Auparavant, le président avait déclaré qu'il envisageait de retirer les États-Unis de l'OTAN en raison, selon lui, d'un manque de soutien de la part de ces pays au Moyen-Orient. Cependant, une loi adoptée en 2023 implique qu'une telle mesure ne serait pas un processus simple.
Les livraisons d'énergie en provenance du Golfe ont été largement paralysées après que l'Iran a répondu aux attaques américaines et israéliennes en menaçant d'attaquer les navires qui tenteraient de traverser le détroit d'Ormuz, une voie maritime commerciale d'une importance vitale.
Cependant, l'assurance du président d'être mieux préparé que jamais à faire face aux répercussions économiques de la guerre sonne creux pour ceux qui se sont opposés à l'opération militaire en Iran.
Par Bernd Debusmann Jr., correspondant de BBC News à la Maison Blanche
Le début du discours télévisé de Trump ce soir a été largement consacré à ce qu'il considère comme les succès de cette guerre, ainsi qu'à la nécessité de celle-ci.
Dès le début de son discours, Trump a décrit des victoires "rapides, décisives et écrasantes" dans cette guerre, notamment la mort de hauts dirigeants iraniens et une capacité "considérablement réduite" à lancer des missiles et des drones.

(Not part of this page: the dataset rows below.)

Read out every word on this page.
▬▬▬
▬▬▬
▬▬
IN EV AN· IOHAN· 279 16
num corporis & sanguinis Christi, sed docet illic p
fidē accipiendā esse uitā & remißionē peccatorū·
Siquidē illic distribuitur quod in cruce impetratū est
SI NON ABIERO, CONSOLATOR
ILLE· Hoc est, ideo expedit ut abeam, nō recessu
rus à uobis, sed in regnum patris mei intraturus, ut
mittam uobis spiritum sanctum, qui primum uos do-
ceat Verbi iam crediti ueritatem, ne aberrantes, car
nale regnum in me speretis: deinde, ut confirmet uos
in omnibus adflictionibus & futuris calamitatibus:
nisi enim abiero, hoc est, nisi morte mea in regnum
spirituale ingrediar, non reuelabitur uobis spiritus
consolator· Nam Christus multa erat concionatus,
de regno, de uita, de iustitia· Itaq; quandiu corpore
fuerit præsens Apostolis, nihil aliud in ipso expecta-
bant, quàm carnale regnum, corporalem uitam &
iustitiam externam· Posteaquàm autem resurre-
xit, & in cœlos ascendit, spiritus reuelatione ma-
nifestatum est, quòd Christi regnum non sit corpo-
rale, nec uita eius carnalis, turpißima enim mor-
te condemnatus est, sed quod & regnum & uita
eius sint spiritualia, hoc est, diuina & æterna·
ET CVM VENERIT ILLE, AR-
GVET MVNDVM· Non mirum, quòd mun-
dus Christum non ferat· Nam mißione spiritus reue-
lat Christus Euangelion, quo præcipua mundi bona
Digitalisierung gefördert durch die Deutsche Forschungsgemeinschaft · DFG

"Les États-Unis sont en train de gagner, de gagner haut la main, comme jamais auparavant", a-t-il ajouté.
Trump a rapidement évoqué le Venezuela, pays qui, comme il l'a affirmé à maintes reprises, constitue un modèle pour les opérations militaires américaines à l'étranger.
Il s'agissait d'une intervention rapide et "violente" qui a maintenu au pouvoir un gouvernement favorable, a-t-il souligné.
Cela ne s'est pas encore produit en Iran, pays qui - du moins publiquement - a refusé de reconnaître avoir demandé un cessez-le-feu ou que les pourparlers mènent à une fin imminente des hostilités.
Il convient de noter que Trump n'a pas encore abordé la nécessité immédiate de l'opération menée au début de cette année.
Au lieu de cela, il a reproché aux administrations précédentes de ne pas avoir agi contre un régime qui est une épine dans le pied des États-Unis depuis près de 50 ans.